Scoring higher revenue with analytics
Orlando Magic customizes fan experience, sells more tickets
Professional sports teams in smaller markets often struggle to build a big enough revenue base to compete against their larger market rivals. Using SAS, the Orlando Magic is among the top revenue earners in the NBA, despite being in the 20th-largest market.
The Orlando Magic accomplishes this feat by studying the resale ticket market to price tickets better, to predict season ticket holders at risk of defection (and lure them back), and to analyze concession and product merchandise sales to make sure the organization has what the fans want every time they enter the arena. The club has even used SAS to help coaches put together the best lineup.
"Our biggest challenge is to customize the fan experience, and SAS helps us manage all that in a very robust way," says Alex Martins, CEO of the Orlando Magic.
The Orlando Magic uses SAS to help manage the basketball team by analyzing the efficiency of certain lineups. "The 'Moneyball' approach, if you will," says CEO Alex Martins.
The challenge: Filling every seat
Like all professional sports teams, the Orlando Magic is constantly looking for new strategies that will keep the seats filled at each of the 41 yearly home games. “Generating new revenue streams in this day of escalating player salaries and escalating expenses is important,” says Anthony Perez, Director of Business Strategy. But with the advent of a robust online secondary market for tickets, reaching the industry benchmark of 90 percent renewal of season tickets has become more difficult.
Perez' group takes a holistic approach by flowing data from all revenue streams (concession, merchandise and ticket sales) and outside data (secondary ticket market) to develop models that benefit the whole enterprise. "We're like an in-house consulting group," explains Perez.
We have the seventh-largest revenue stream in terms of ticket sales of all 30 teams and we're the 20th largest market in the NBA. It's because we can take data and analyze it so effectively.

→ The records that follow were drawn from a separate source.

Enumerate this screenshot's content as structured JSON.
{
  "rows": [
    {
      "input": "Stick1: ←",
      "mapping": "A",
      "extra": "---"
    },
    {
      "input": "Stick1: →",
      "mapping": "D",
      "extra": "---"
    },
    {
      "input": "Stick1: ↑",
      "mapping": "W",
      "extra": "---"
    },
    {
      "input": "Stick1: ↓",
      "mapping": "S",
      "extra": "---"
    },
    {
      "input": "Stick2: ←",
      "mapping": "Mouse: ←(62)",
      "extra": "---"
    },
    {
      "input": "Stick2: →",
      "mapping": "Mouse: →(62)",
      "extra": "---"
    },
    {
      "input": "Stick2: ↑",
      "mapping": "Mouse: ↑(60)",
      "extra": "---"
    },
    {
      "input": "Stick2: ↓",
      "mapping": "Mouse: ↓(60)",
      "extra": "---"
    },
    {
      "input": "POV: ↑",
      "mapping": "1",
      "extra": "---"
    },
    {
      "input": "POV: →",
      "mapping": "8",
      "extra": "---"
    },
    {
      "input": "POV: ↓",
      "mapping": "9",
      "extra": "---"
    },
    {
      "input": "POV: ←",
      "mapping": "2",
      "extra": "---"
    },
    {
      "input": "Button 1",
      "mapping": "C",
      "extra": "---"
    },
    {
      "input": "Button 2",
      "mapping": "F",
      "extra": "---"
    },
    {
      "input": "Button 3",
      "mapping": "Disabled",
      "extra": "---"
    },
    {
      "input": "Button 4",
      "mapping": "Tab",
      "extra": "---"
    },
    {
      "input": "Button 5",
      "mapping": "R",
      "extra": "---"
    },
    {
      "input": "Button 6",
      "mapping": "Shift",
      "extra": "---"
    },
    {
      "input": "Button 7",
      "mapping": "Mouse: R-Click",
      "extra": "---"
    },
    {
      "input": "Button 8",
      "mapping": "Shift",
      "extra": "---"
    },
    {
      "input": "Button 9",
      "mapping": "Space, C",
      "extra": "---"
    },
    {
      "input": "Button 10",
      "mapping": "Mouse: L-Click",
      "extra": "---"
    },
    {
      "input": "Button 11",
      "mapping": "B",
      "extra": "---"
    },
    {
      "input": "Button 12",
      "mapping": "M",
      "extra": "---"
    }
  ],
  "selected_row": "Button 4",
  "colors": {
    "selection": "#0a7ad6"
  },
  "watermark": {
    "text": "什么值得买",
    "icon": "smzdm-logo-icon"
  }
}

In the case of season ticket-holders, the team uses historic purchasing data and renewal patterns to build decision tree models that bucket subscribers into three categories: most likely to renew, least likely and fence sitters. The fence sitters then get the customer service department's attention come renewal time, Perez explains.
Ease of use helps spread analytics message
Perez likes how easy it is to use SAS – it was a factor in opting to do the work in-house rather than outsourcing it. Perez' team has set up recurring processes and automated them. Data manipulation is minimal, "allowing us more time to interpret rather than just manually crunching the numbers." Business users throughout the organization, including the C-suite, have instant access to information via portals. "It's not just that we're using the tools daily, we are using them throughout the day to make decisions," Perez says.